Pour en savoir plus sur ce travail, María Álvarez de las Asturias explique en quoi consiste cette ressource, clarifie certains mythes et montre que la communication est l'un des meilleurs outils dont disposent les couples pour résoudre leurs problèmes.

En quoi consiste l'accompagnement et quelle est la clé de ce travail ?

-Ces dernières années, nous en sommes arrivés au terme "accompagnement", qui est large et englobe la prise en charge de toute personne ayant besoin d'aide dans ses relations personnelles et familiales. 

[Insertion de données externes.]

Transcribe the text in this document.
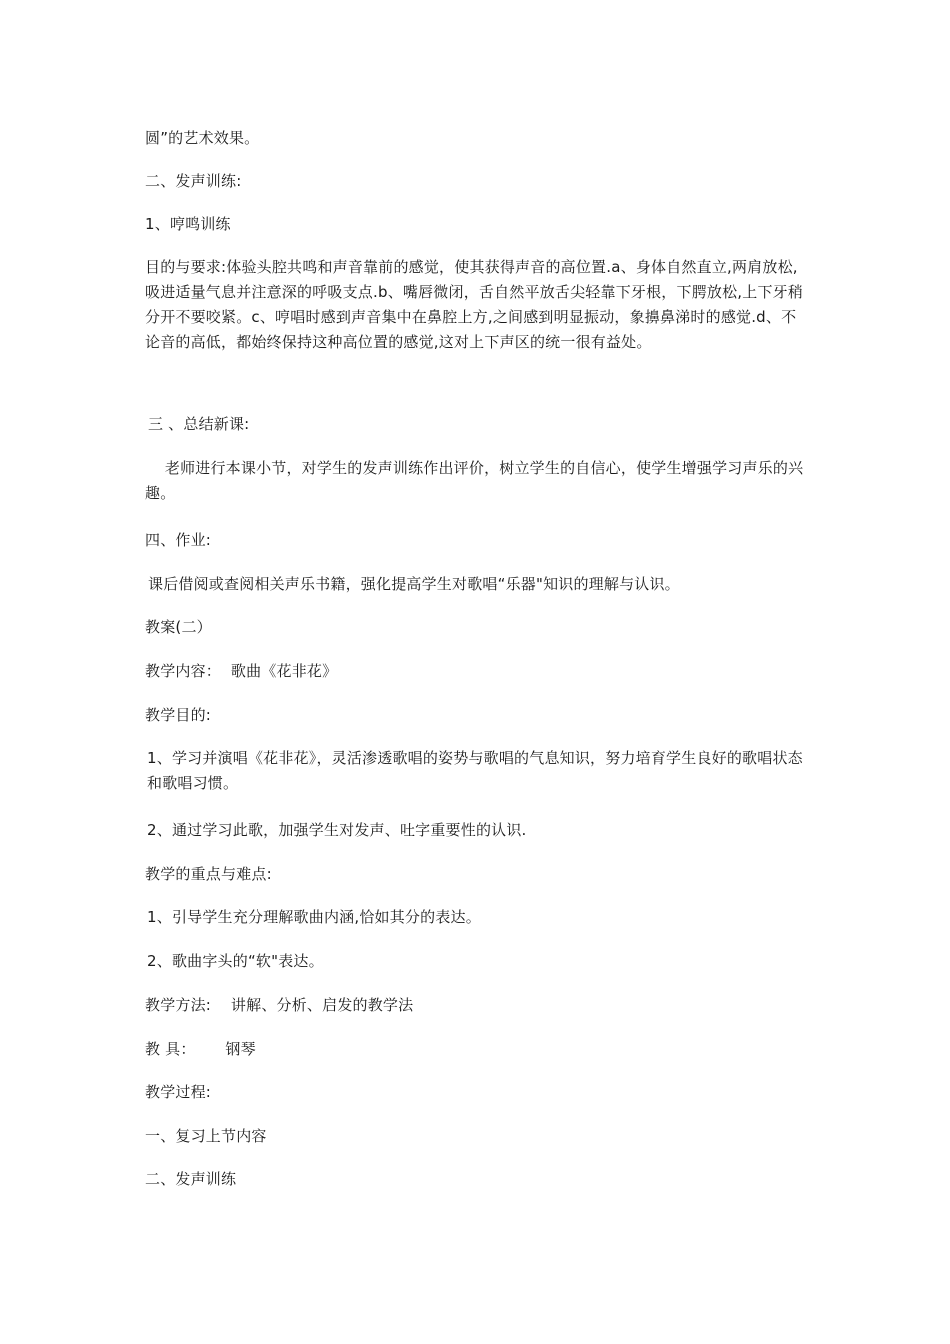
圆”的艺术效果。

二、发声训练:

1、哼鸣训练

目的与要求:体验头腔共鸣和声音靠前的感觉，使其获得声音的高位置.a、身体自然直立,两肩放松,吸进适量气息并注意深的呼吸支点.b、嘴唇微闭，舌自然平放舌尖轻靠下牙根，下腭放松,上下牙稍分开不要咬紧。c、哼唱时感到声音集中在鼻腔上方,之间感到明显振动，象擤鼻涕时的感觉.d、不论音的高低，都始终保持这种高位置的感觉,这对上下声区的统一很有益处。

三 、总结新课:

老师进行本课小节，对学生的发声训练作出评价，树立学生的自信心，使学生增强学习声乐的兴趣。

四、作业:

课后借阅或查阅相关声乐书籍，强化提高学生对歌唱“乐器"知识的理解与认识。

教案(二）

教学内容：  歌曲《花非花》

教学目的:

1、学习并演唱《花非花》，灵活渗透歌唱的姿势与歌唱的气息知识，努力培育学生良好的歌唱状态和歌唱习惯。

2、通过学习此歌，加强学生对发声、吐字重要性的认识.

教学的重点与难点:

1、引导学生充分理解歌曲内涵,恰如其分的表达。

2、歌曲字头的“软"表达。

教学方法:    讲解、分析、启发的教学法

教 具：      钢琴

教学过程:

一、复习上节内容

二、发声训练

Il s'agit d'une aide non clinique, car de nombreuses difficultés personnelles, de couple et familiales n'ont pas de racine clinique et ne nécessitent donc pas de traitement médical. L'accompagnement est une bonne combinaison avec d'autres types d'aide, qui peuvent être cliniques, juridiques ou spirituelles. Dans l'accompagnement, il est très important que les professionnels travaillent en partenariat : nous avons affaire à des personnes, et non à des clients ou à des sources de revenus. Nous ne pouvons pas "nous approprier le cas", car nous ne "voyons pas des cas", nous voyons des personnes.

Cette forme d'accompagnement non clinique résulte du fait que de nombreuses personnes en font la demande en raison de l'évolution de leur situation. 

Il y a cinquante ans, les difficultés étaient résolues grâce aux conseils de la famille et des amis. Nous vivions à un autre rythme, généralement plus proches les uns des autres, mais aujourd'hui nous n'avons plus cette protection familiale et sociale. Les gens se sentent très seuls et ne savent pas vers qui se tourner.

Dans l'accompagnement, la personne à laquelle vous vous adressez vous offre la garantie, de par sa personne et sa formation, qu'elle a la capacité de comprendre la difficulté que vous rencontrez et la capacité, sinon de résoudre cette difficulté, du moins de vous aider à trouver le professionnel qui pourra vous aider.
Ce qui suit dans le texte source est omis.